Quant au défi climatique, EELV appuie plusieurs mesures d’atténuation décrites comme bénéfiques pour la santé. Par exemple, le parti avance l’idée d’un fond de souveraineté écologique qui redirigerait les investissements de l’industrie fossile vers les énergies renouvelables. Lors d’un débat télévisé, leur tête de liste expliquait que cela permettrait de « sauver le climat, de prendre soin de la santé, de créer de l’emploi sur notre territoire, de baisser les factures d’énergie ».

Cependant, le parti propose, d’une perspective santé, peu de mesures d’adaptation à un climat changeant. Lors d’une entrevue télévisée le 15 mai, Marie Toussaint dénonçait néanmoins le manque d’investissements dans le secteur santé, ce qui empêche par exemple les hôpitaux de bien se préparer à la crise climatique. Pour illustrer son propos, elle prenait l’exemple de l’absence de système de climatisation dans le milieu hospitalier pendant les canicules.

Des enfants marchent dans le lit de la rivière Galardi, dans le sud-ouest de la France, le 12 juillet 2022. La France connaissait alors sa quatrième vague de chaleur de l’année, provoquant les pires sécheresses jamais enregistrées. (AP Photo/Bob Edme)

Que faire pour une stratégie de communication plus réussie ?

Pour être plus efficace, le parti gagnerait certainement à faire figurer sur sa liste des personnes issues du milieu de la santé.
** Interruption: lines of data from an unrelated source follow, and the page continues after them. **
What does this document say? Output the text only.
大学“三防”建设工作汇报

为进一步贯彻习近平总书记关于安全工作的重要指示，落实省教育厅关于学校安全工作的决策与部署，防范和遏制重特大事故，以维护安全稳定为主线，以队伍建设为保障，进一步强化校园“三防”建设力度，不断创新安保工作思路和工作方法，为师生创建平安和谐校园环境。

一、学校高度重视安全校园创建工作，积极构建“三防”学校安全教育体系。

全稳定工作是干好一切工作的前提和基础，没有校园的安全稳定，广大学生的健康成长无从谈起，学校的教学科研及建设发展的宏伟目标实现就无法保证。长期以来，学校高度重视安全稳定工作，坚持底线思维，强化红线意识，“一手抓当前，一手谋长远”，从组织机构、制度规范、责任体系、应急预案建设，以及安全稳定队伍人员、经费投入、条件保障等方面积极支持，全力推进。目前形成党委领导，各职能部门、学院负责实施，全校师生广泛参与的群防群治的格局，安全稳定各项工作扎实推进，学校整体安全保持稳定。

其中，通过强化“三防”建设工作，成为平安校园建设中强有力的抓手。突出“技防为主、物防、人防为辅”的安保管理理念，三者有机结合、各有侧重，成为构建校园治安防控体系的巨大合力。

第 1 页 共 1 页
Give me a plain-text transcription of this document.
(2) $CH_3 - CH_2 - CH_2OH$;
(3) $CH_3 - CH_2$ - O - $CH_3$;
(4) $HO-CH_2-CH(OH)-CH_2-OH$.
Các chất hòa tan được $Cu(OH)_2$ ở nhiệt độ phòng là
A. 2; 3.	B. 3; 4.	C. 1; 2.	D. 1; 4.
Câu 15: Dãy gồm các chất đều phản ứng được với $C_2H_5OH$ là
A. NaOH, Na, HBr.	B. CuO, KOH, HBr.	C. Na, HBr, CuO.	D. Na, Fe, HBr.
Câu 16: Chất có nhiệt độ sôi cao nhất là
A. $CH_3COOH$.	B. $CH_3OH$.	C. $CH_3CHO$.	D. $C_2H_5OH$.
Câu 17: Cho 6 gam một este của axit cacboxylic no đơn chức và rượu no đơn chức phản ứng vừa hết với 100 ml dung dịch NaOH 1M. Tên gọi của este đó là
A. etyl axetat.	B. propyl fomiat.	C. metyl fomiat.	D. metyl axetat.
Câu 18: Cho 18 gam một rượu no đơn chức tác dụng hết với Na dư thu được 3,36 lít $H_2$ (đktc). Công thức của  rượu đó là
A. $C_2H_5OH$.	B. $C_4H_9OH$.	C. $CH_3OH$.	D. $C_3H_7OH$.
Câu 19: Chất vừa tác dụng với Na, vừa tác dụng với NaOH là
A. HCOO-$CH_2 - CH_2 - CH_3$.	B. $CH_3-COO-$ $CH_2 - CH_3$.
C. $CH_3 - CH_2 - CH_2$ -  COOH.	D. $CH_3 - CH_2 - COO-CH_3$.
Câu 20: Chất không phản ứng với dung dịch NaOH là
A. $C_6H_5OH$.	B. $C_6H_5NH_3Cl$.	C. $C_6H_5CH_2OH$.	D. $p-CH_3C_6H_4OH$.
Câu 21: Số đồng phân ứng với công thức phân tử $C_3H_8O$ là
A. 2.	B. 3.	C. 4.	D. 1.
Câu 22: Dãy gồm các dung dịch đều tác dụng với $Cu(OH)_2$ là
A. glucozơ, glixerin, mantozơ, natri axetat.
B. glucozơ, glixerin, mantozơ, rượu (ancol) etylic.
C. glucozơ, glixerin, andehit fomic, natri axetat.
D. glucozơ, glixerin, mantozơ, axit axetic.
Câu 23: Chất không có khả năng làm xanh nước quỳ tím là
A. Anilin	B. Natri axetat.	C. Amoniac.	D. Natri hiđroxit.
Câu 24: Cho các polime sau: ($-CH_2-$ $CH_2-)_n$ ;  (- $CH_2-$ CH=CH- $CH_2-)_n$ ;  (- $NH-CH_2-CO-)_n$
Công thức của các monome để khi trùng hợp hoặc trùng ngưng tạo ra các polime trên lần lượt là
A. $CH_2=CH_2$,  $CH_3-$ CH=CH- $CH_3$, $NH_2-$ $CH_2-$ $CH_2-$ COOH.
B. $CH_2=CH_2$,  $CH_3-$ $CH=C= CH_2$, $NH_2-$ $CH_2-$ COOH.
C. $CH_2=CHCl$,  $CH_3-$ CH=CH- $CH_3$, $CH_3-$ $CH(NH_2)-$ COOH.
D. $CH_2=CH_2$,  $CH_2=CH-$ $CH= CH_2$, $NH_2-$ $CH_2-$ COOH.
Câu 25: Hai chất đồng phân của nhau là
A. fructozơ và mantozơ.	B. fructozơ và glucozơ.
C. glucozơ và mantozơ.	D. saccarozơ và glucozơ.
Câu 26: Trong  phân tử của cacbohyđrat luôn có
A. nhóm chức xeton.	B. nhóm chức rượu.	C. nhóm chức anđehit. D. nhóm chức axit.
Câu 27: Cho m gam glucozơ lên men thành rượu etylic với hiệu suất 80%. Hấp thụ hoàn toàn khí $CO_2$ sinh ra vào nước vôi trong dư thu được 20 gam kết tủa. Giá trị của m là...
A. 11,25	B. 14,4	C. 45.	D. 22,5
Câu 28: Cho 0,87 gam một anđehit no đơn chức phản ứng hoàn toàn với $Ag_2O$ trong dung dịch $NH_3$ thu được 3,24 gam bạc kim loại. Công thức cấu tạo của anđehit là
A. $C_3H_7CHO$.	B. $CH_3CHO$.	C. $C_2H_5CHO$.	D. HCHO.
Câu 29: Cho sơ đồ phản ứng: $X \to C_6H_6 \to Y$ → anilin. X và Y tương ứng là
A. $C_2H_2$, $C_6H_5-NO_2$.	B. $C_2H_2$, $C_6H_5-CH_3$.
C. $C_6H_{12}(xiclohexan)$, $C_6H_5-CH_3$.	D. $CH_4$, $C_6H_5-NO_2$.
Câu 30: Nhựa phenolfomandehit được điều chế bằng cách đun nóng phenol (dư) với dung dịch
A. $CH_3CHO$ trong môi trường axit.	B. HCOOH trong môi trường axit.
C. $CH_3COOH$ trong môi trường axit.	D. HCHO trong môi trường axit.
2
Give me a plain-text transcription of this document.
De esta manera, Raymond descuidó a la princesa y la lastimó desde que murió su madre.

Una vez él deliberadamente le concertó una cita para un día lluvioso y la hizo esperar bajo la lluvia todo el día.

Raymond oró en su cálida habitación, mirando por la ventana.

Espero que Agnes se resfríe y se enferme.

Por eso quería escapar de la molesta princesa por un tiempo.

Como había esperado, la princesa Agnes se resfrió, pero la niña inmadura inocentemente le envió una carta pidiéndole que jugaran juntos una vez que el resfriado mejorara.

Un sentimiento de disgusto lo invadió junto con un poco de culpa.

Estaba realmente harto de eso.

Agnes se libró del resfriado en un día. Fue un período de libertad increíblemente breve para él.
En effet, la liste actuelle met à l’honneur différentes professions, comme des travailleurs sociaux, des ingénieurs, ainsi que des scientifiques, mais aucun d’entre eux ne possède une expertise médicale.

Or, la littérature indique que ce sont les professionnels de la santé qui sont les mieux placés pour porter ce discours. Par ailleurs, des recherches à l’international démontrent que ce sont également des personnes en qui la population a particulièrement confiance.

Enfin, les liens climat-santé étant complexes, certaines plates-formes médiatiques apparaissent plus appropriées que d’autres pour expliquer ceux-ci avec précision en période électorale. Des entrevues longues s’y prêteraient davantage que des débats télévisés, où les temps de paroles sont expressément courts.

Peu importe l’issue du vote dimanche prochain, l’idée d’aborder les questions environnementales sous un nouvel angle semble tranquillement faire son bout de chemin dans l’arène politique, ce qui est en soi une bonne nouvelle.

Plutôt que d’être traités en silo, comme c’est régulièrement le cas, les enjeux environnementaux pourraient alors enfin être abordés de manière plus transversale.